Elephant Butte Dam | Photo courtesy EPWater
Living and operating in the Chihuahuan Desert, the term drought is not unfamiliar to El Paso Water. Utility officials say they continuously plan to ensure customers have safe, reliable water during the hottest and driest months in our region.
“As we anticipate considerably less water from the Rio Grande this year, we want to remind our customers of our commitment to provide water to our community, and the measures we have taken to prepare for what is ahead,” EPWater officials shared.
In a plentiful river water season, the region gets about 50% of the water from the Rio Grande, however officials say this year the area will only see 10-15% of that allotment.
The amount of river water the area receives is contingent on levels in the Elephant Butte Reservoir, which is significantly low this year due to several years of average snowfall and limited runoff in northern New Mexico and southern Colorado.
“During times like these we take great pride in our diverse portfolio of water resources to deliver sustainable water services,” officials say.
“For decades, EPWater has implemented new and innovative ways to provide water to our desert community, and our customers have embraced a conservation culture that is an important part of our strategy.”
According to officials, when the Rio Grande is plentiful, they ease off pumping of the aquifers to preserve groundwater sources for a time when the river is in low supply.
Last fall, the Public Service Board approved the drilling of six additional wells to prepare for this expected river drought.
The wells will provide an additional 7.5 million gallons of new groundwater to our daily supply. Officials add that they have also rehabilitated several aging wells to ensure our existing supply is not interrupted.
“Our peak water demand usually occurs in late May to early June when temperatures rise and the use of air conditioners and outdoor irrigation increase,” officials add. “We feel optimistic that even with a decreased river water supply we will be able to meet the daily peak demand with our additional groundwater resources.”
The Kay Bailey Hutchison Desalination Plant will also play a critical role in meeting the city’s water demands. The plant transforms otherwise unusable brackish groundwater into fresh drinking water and can supply up to 27.5 million gallons of water daily.
Several storage tanks and reservoirs have been built in strategic locations across the city over the last few years. Although these were constructed to deal with short-term weather extremes, they will help store water and move it to different areas when water may be in short supply.

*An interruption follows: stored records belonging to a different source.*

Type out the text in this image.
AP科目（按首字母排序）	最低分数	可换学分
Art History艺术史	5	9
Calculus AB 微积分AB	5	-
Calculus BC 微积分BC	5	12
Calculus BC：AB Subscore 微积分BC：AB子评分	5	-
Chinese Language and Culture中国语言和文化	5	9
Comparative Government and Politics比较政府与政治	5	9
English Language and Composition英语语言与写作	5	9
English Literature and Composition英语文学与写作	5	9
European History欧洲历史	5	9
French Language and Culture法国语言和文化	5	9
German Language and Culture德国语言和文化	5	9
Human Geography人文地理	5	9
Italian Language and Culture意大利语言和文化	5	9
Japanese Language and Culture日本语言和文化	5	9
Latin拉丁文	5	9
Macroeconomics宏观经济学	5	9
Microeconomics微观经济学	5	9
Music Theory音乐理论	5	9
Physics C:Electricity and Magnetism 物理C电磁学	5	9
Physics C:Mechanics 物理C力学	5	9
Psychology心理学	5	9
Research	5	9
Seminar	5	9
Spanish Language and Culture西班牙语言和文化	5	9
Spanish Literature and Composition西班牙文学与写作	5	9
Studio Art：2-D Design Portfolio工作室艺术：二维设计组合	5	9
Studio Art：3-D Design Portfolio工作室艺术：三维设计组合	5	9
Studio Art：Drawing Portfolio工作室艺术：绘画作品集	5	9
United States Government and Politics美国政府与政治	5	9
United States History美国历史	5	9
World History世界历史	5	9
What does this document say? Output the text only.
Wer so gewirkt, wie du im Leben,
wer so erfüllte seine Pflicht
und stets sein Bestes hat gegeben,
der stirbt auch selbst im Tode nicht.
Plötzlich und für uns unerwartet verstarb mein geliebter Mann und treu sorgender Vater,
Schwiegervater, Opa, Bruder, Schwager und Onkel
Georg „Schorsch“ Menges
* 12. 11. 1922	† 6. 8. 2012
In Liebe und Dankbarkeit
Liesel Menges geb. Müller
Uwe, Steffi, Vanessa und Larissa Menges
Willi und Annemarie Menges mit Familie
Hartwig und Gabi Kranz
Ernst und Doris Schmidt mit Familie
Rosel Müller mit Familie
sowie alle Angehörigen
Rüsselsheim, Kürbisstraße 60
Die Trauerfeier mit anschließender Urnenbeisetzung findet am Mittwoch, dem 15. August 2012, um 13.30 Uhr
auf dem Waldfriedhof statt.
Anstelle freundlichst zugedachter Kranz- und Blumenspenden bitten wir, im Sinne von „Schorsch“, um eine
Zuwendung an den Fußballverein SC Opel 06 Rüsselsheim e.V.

“By using several different water sources rather than just one, we can provide a reliable water supply and continue to support our economic vitality,” utility officials said.
“We encourage our customers to make conscious and wise decisions about their water from late spring to early summer, especially outdoors.”
The time-of-day watering schedule permits three days of watering lawns, but officials ask that residents consider watering one or two days per week.
Avoid watering at the hottest time of the day, between 10 a.m. and 6 p.m., to avoid evaporation. Residents are also asked to check sprinklers for broken parts and consider drip irrigation.
“We can proudly say that water conservation has become a way of life in our community, and our customers’ efforts have made an impact,” officials said.
“We are not immune to drought, and that’s why our continuous investments and planning to expand our water resources pay off in times like these,” officials added.
“Conservation also plays a crucial role in those efforts, and we ask that you remain committed to water wise habits like you have been doing for the past 30 years.”